The psychological effect of knowing that there is an option of suggesting assisted suicide when treatment becomes difficult will affect even the most disciplined physician. For the physician will always know, when faced with a patient who is difficult to treat or to cure, that there is another choice available. If he is willing to use the assisted suicide option, he cannot be devoted fully to the patient’s life.
Physicians who are truly opposed to this choice of ends are the ones who save lives. Jeannette Hall, a woman in Oregon, where physician-assisted suicide is legal, wrote a public letter about her experience of being diagnosed eleven years earlier with cancer and having been told that she could be expected to live for only six months to one year longer. She considered the option of committing assisted suicide, but her physician personally did not believe in this option and encouraged her to fight, which she ultimately did. The woman wrote succinctly: “If my doctor had believed in assisted suicide, I would be dead. I thank him and all my doctors for helping me to choose ‘life with dignity.’” In a later interview–conducted now fifteen years after her initial diagnosis–the woman was still very much alive. Her physician was also interviewed and he expressed strong opposition to assisted suicide. In his words: “I didn’t go into medicine to kill people . . . If [a physician is] writing a prescription for lethal drugs, he’s writing a prescription to kill the person.”

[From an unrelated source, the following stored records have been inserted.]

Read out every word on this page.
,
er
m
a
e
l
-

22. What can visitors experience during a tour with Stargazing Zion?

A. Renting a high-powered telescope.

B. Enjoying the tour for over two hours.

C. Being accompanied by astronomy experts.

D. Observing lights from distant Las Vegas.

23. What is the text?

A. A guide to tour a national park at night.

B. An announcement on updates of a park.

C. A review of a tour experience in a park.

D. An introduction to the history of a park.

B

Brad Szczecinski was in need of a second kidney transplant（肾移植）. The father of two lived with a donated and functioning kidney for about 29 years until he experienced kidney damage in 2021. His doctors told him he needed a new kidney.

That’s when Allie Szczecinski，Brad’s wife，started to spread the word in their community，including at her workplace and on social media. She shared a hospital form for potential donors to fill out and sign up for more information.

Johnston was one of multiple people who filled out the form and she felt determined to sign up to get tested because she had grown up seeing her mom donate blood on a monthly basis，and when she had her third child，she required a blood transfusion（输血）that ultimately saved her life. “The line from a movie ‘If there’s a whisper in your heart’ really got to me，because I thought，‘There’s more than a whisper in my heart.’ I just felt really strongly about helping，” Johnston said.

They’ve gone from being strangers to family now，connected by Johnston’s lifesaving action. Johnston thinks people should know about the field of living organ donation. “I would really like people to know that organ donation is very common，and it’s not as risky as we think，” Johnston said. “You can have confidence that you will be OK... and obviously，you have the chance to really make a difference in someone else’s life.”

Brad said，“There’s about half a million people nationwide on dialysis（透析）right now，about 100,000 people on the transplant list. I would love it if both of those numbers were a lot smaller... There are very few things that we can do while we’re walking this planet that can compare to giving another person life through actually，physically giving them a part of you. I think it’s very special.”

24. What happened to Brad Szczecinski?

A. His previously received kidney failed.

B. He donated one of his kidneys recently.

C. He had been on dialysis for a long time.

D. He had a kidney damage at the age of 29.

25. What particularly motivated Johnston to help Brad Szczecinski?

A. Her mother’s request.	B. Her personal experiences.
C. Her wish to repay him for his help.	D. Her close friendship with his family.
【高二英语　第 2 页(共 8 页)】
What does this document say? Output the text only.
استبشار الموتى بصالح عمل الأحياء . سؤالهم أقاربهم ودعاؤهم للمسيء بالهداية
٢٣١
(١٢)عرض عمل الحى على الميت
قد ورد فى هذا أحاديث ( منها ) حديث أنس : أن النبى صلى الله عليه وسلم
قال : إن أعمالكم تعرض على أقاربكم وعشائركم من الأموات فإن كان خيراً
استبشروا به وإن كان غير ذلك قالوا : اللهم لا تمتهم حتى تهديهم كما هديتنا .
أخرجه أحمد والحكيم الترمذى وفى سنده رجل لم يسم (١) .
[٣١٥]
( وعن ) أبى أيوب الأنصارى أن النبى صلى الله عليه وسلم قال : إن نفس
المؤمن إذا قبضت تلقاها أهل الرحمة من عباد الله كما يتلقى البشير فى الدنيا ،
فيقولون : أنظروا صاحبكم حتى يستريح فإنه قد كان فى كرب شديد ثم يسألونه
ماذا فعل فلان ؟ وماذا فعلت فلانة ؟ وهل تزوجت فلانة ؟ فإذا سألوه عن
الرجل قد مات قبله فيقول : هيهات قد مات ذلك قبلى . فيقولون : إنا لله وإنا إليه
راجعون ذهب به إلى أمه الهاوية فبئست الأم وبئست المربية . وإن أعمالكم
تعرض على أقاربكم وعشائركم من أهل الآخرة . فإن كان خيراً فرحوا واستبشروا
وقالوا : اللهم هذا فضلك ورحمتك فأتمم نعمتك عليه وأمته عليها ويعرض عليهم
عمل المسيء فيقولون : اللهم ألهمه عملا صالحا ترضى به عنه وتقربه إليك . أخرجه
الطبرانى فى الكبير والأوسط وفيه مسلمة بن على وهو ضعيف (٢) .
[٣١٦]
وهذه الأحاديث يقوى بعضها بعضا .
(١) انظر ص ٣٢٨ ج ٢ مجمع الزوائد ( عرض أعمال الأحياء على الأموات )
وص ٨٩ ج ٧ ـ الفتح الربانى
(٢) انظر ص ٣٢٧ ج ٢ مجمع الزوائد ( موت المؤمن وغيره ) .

Science, Medicine, and Philosophy
Physicians must not forget that science continues to reveal that sick people are neither useless nor hopeless. Just this September, it was reported in a science journal that a man who has been in a persistent vegetative state for the last fifteen years has regained observable medical consciousness after receiving nerve therapy stimulation of his vagus nerve. The man has begun responding to exterior stimuli and is understanding, and reacting to, others’ requests. The authors of the study conclude that their results “challeng[e] the belief that disorders of consciousness persisting after 12 months are irreversible.” Indeed, “hopeless causes” are considered as such only insofar as the current knowledge says that they are “hopeless.” Diseases and ailments that just one generation ago were “hopeless” are today treated successfully, thus allowing patients to live long and fulfilling lives.
Consider the testimony of Michael Egnor, a neurosurgeon who describes a brain surgery that he conducted on a woman with a tumor. The surgeon writes that after he removed much of the woman’s cerebral frontal lobe, she was still able to speak with him in a coherent manner. The neurosurgeon asks: “How, then, is it possible to converse with someone while removing the large portions of her brain that serve thought and reasoning?” He argues that the answer lies in philosophy’s understanding of the existence and function of the immaterial part of man’s soul.
Physicians who question the usefulness of disabled patients should immerse themselves in the Aristotelian-Thomistic understanding of potentiality and recall that, because medical knowledge is nowhere near complete, current beliefs in outcomes are but hypotheses ready to be challenged by truth.
In the United States, the death of the sick and disabled under the guise of physician-assisted suicide is not fit to be positive law. Lovers of truth must fight vigorously against legal recognition of the practice of assisted suicide.
Gerard T. Mundy teaches philosophy at a private liberal arts college in New York.